I have a clear bias evidenced in the interpretation that follows as a result of my belief that the Daodejing is a “mystical” text of sorts, not in the sense that it provides us with descriptive accounts of mystical experience as such, but insofar as it urges the reader to take up heart-mind practices, what are elsewhere often termed ascetic practices or “spiritual exercises” (John Cottingham), and that serve as a necessary yet not sufficient condition for mystical experience. Thus we might say that instead of first-person stories narrating the states and stages of mystical experience, we find instead direct and indirect allusions to the nature and salutary (personal and political) effects of mystical experience.

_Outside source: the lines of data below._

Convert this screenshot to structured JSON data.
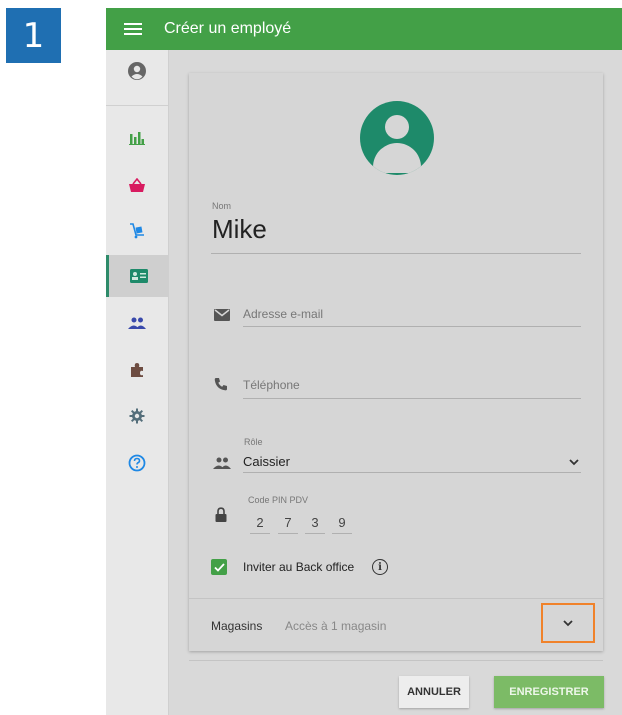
{
  "step": "1",
  "header": {
    "title": "Créer un employé"
  },
  "sidebar": {
    "items": [
      {
        "icon": "account-circle-icon"
      },
      {
        "icon": "bar-chart-icon",
        "color": "#43a047"
      },
      {
        "icon": "basket-icon",
        "color": "#d81b60"
      },
      {
        "icon": "cart-icon",
        "color": "#1e88e5"
      },
      {
        "icon": "employee-badge-icon",
        "color": "#1e8a6a",
        "active": true
      },
      {
        "icon": "people-icon",
        "color": "#3949ab"
      },
      {
        "icon": "puzzle-icon",
        "color": "#6d4c41"
      },
      {
        "icon": "gear-icon",
        "color": "#546e7a"
      },
      {
        "icon": "help-icon",
        "color": "#1e88e5"
      }
    ]
  },
  "form": {
    "name_label": "Nom",
    "name_value": "Mike",
    "email_placeholder": "Adresse e-mail",
    "phone_placeholder": "Téléphone",
    "role_label": "Rôle",
    "role_value": "Caissier",
    "pin_label": "Code PIN PDV",
    "pin_digits": [
      "2",
      "7",
      "3",
      "9"
    ],
    "invite_label": "Inviter au Back office",
    "invite_checked": true,
    "stores_label": "Magasins",
    "stores_value": "Accès à 1 magasin"
  },
  "actions": {
    "cancel_label": "ANNULER",
    "save_label": "ENREGISTRER"
  },
  "colors": {
    "accent": "#43a047",
    "highlight": "#f0822a",
    "avatar": "#1e8a6a"
  }
}
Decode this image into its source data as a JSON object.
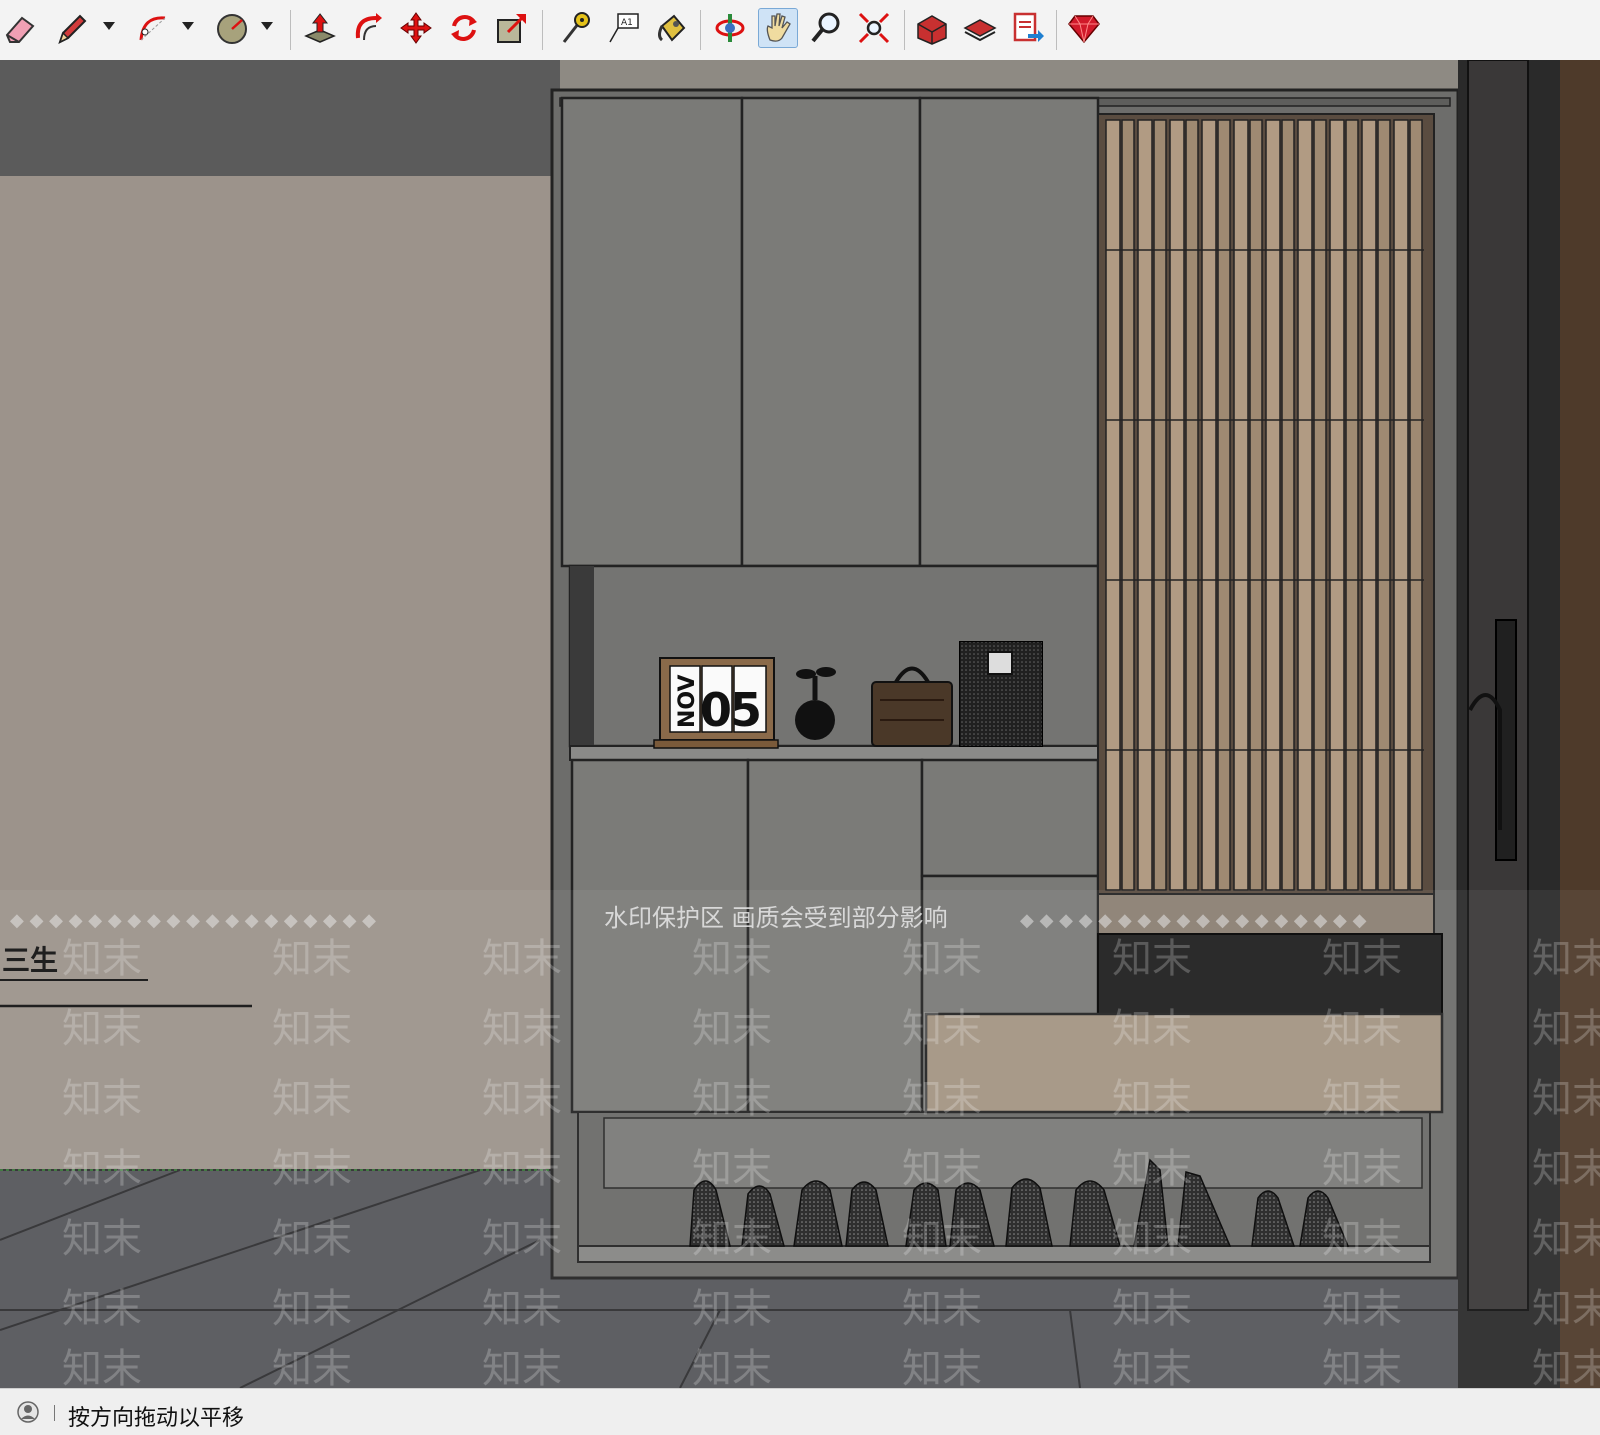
{
  "toolbar": {
    "tools": [
      {
        "name": "eraser-tool"
      },
      {
        "name": "pencil-tool"
      },
      {
        "name": "arc-tool"
      },
      {
        "name": "circle-tool"
      },
      {
        "name": "push-pull-tool"
      },
      {
        "name": "follow-me-tool"
      },
      {
        "name": "move-tool"
      },
      {
        "name": "rotate-tool"
      },
      {
        "name": "scale-tool"
      },
      {
        "name": "tape-measure-tool"
      },
      {
        "name": "text-tool"
      },
      {
        "name": "paint-bucket-tool"
      },
      {
        "name": "orbit-tool"
      },
      {
        "name": "pan-tool",
        "active": true
      },
      {
        "name": "zoom-tool"
      },
      {
        "name": "zoom-extents-tool"
      },
      {
        "name": "3d-warehouse-tool"
      },
      {
        "name": "extension-warehouse-tool"
      },
      {
        "name": "send-to-layout-tool"
      },
      {
        "name": "ruby-console-tool"
      }
    ],
    "text_tool_label": "A1"
  },
  "scene": {
    "wall_sign_text": "三生",
    "calendar_month": "NOV",
    "calendar_day": "05",
    "watermark_notice": "水印保护区  画质会受到部分影响",
    "watermark_brand": "知末"
  },
  "statusbar": {
    "hint": "按方向拖动以平移"
  },
  "colors": {
    "wall": "#9b928a",
    "ceiling": "#595959",
    "cabinet": "#7a7a78",
    "floor": "#55565a",
    "wood_slat": "#b09a82",
    "door_frame": "#2a2a2a"
  }
}
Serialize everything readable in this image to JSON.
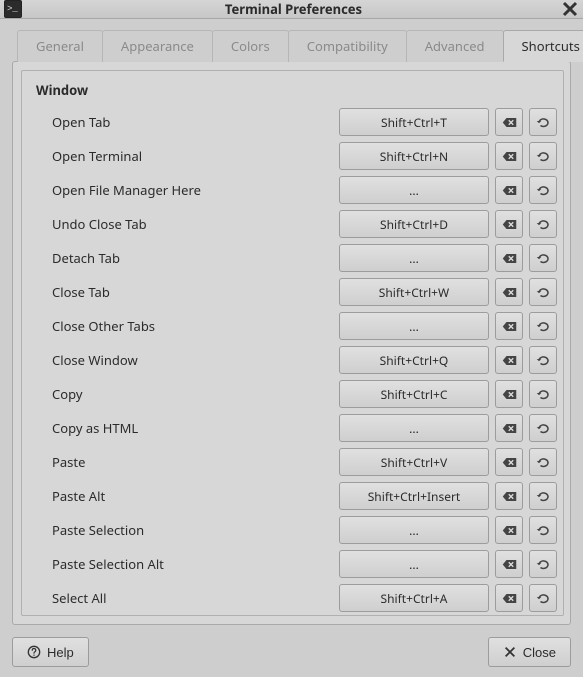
{
  "window": {
    "title": "Terminal Preferences"
  },
  "tabs": [
    {
      "label": "General"
    },
    {
      "label": "Appearance"
    },
    {
      "label": "Colors"
    },
    {
      "label": "Compatibility"
    },
    {
      "label": "Advanced"
    },
    {
      "label": "Shortcuts"
    }
  ],
  "active_tab": 5,
  "section": {
    "title": "Window"
  },
  "shortcuts": [
    {
      "label": "Open Tab",
      "keys": "Shift+Ctrl+T"
    },
    {
      "label": "Open Terminal",
      "keys": "Shift+Ctrl+N"
    },
    {
      "label": "Open File Manager Here",
      "keys": "..."
    },
    {
      "label": "Undo Close Tab",
      "keys": "Shift+Ctrl+D"
    },
    {
      "label": "Detach Tab",
      "keys": "..."
    },
    {
      "label": "Close Tab",
      "keys": "Shift+Ctrl+W"
    },
    {
      "label": "Close Other Tabs",
      "keys": "..."
    },
    {
      "label": "Close Window",
      "keys": "Shift+Ctrl+Q"
    },
    {
      "label": "Copy",
      "keys": "Shift+Ctrl+C"
    },
    {
      "label": "Copy as HTML",
      "keys": "..."
    },
    {
      "label": "Paste",
      "keys": "Shift+Ctrl+V"
    },
    {
      "label": "Paste Alt",
      "keys": "Shift+Ctrl+Insert"
    },
    {
      "label": "Paste Selection",
      "keys": "..."
    },
    {
      "label": "Paste Selection Alt",
      "keys": "..."
    },
    {
      "label": "Select All",
      "keys": "Shift+Ctrl+A"
    }
  ],
  "footer": {
    "help": "Help",
    "close": "Close"
  }
}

I suspect a clear if not overwhelming majority of philosophers specializing in Chinese philosophy would not find this interpretation congenial or persuasive, perhaps some of them would not even find it plausible. A training in Religious Studies may account in part for my way of looking at things here and, in any case, it’s clear that this text, as well as other Daoist texts, are liable to a variety of plausible readings, including the “mystical” one, if only because of the literary and rhetorical forms they take. As I noted in the earlier treatment of basic Confucian concepts, I’m not an expert in Chinese philosophy and thus I write as an ardent and inspired amateur wholly dependent on the philosophical labors of others, a dependence that, for better and worse, has not gone so far as to render me completely deferential with regard to the interpretations and conclusions of my betters, although a “mystical” reading is not without some scholarly support. I trust my academic colleagues in philosophy will forgive my temerity or chutzpah.
Dao (Tao) and dao (tao): Dao is best translated as “Way,” and the connotations are of a path or road:
“Etymologically, the character dao is constructed out of two elements: shu, ‘foot,’ and hence, ‘to pass over,’ ‘to go over,’ ‘to lead through’ (on foot), and shou, meaning ‘head’—hair and eye together—and therefore ‘foremost.’ The shou ‘head’ component carries the suggestion of ‘to lead’ in the sense of ‘to give a heading.’ Dao is used frequently as a loan character for its verbal cognate dao, ‘to lead forth.’ Thus the character is primarily gerundive, processionsal, and dynamic: ‘a leading forth.’ The earliest appearance of dao is in the Book of Documents in the context of cutting a channel and ‘leading’ a river to prevent the overflowing of its banks.” (Ames and Hall 2003: 7)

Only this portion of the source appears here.